The New York Times - Os sabotadores conseguiram colocar quatro explosivos em um trem de carga russo que transportava diesel e combustível de aviação, a cerca de 5.000 km da fronteira com a Ucrânia. Porém, mais importante do que a destruição do trem, segundo autoridades da inteligência ucraniana, foi o momento da explosão.
Eles precisavam que a explosão ocorresse no momento em que os 50 vagões estivessem viajando pelo túnel de nove milhas de comprimento através das montanhas Severomuiski, o mais longo túnel de trem da Rússia.
Os ucranianos esperavam comprometer um canal vital para o envio de armas da Coreia do Norte para a Rússia, em um momento em que as forças ucranianas na frente de batalha estão lutando para evitar os implacáveis ataques russos. Os trens podem ser substituídos e os trilhos rapidamente reparados. Mas danos graves a esse túnel, que levou décadas para ser construído, podem não ser tão fáceis de consertar.
A Rússia e a Ucrânia continuam lutando em grande escala, tanto no solo quanto com ataques aéreos. Autoridades russas acusaram a Ucrânia de atacar uma cidade russa, Belgorod, no sábado, matando pelo menos 20 pessoas e ferindo mais de 100 outras, em aparente resposta a uma enorme barragem de mísseis russos em várias cidades ucranianas no dia anterior. Os russos revidaram no domingo, atacando Kharkiv e Kiev.

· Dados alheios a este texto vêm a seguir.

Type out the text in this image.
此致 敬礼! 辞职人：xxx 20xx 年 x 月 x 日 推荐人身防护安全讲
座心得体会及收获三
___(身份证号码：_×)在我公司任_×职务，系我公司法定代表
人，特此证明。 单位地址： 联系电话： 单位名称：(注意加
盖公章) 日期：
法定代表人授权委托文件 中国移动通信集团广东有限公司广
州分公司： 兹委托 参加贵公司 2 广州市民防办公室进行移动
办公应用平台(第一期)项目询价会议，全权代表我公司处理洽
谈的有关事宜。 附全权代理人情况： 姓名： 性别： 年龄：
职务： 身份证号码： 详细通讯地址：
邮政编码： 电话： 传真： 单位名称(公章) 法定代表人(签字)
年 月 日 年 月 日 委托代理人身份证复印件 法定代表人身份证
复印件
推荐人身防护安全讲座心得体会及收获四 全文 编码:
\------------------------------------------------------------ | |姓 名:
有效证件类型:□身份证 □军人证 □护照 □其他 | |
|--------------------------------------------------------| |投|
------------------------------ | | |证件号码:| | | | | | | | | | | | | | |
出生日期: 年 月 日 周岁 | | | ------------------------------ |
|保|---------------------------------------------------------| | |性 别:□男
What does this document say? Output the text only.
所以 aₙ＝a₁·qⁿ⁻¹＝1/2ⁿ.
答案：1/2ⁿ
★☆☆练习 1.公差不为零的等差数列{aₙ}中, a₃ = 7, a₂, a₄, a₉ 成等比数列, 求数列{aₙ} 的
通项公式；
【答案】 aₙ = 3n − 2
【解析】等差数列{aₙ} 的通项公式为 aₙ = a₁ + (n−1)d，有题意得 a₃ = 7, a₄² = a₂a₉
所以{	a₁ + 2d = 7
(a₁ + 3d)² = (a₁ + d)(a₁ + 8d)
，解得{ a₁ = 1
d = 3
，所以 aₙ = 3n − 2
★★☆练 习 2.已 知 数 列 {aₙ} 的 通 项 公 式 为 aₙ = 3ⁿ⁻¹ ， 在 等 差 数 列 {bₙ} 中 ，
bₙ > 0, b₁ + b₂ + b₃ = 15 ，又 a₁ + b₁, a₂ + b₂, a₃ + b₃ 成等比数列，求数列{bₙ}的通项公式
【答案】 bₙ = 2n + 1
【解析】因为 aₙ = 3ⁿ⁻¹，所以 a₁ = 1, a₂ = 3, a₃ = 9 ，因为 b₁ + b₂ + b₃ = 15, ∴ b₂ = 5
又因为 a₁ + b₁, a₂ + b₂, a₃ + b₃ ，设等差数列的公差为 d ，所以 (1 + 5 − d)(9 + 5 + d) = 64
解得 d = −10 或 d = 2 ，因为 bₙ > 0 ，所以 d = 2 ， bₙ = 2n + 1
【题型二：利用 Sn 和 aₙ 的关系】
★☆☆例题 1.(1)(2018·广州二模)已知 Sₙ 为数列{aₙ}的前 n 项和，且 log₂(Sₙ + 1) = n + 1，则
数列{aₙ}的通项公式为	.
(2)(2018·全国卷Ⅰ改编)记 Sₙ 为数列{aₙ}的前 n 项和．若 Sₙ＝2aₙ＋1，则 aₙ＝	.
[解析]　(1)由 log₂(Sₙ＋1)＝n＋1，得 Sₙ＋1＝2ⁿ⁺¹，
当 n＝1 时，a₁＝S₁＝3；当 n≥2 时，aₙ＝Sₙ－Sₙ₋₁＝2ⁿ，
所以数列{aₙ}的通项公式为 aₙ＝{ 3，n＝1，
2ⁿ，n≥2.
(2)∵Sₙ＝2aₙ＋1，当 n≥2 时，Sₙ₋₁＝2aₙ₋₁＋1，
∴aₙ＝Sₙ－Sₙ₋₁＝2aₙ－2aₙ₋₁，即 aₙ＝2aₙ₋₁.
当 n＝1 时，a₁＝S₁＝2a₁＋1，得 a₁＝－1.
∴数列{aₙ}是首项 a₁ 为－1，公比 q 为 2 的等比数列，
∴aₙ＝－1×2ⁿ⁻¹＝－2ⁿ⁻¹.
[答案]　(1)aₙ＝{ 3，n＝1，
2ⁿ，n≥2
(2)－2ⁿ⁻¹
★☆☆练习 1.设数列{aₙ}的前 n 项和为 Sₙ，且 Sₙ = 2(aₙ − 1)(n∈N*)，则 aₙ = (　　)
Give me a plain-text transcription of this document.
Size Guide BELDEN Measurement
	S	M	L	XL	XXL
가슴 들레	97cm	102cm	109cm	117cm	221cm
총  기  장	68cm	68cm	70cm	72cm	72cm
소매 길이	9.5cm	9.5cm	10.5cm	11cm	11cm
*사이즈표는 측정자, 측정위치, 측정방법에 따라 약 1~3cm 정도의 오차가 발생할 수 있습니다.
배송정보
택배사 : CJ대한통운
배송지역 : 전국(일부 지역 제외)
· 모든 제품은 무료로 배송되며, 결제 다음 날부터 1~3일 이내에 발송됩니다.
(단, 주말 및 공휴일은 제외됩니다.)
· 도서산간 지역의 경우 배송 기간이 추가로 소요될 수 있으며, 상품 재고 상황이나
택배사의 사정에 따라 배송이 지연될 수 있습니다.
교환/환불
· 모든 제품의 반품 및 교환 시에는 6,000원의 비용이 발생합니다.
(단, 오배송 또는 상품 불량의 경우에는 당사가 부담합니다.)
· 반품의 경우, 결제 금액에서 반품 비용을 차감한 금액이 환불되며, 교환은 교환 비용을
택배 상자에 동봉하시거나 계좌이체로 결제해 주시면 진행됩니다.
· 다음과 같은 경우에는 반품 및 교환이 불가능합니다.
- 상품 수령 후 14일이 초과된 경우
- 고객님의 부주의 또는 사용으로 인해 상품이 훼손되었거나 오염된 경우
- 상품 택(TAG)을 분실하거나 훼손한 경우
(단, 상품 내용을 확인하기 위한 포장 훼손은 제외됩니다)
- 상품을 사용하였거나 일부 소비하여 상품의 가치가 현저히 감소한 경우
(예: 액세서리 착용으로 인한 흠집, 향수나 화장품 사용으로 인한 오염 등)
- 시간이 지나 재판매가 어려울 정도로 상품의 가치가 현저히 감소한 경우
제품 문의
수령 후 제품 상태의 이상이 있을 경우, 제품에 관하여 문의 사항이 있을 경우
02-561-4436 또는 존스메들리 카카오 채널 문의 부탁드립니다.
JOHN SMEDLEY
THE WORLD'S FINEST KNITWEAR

No entanto, as táticas de guerrilha - incluindo sabotagem, ataques de comandos, assassinatos direcionados e tentativas de explodir depósitos de munição, oleodutos e ferrovias - adquiriram maior importância à medida que a frente ucraniano-russa, com 960 km de extensão, está em um congelamento literal, e os dois lados não conseguem fazer avanços substanciais.
Assim, às 17h20 de 29 de novembro, um incêndio atingiu o túnel, informou a Russian Railways. A mídia russa transmitiu imagens de chamas ao redor da entrada do túnel, e as autoridades disseram que a explosão foi causada pela “detonação de um dispositivo explosivo não identificado”.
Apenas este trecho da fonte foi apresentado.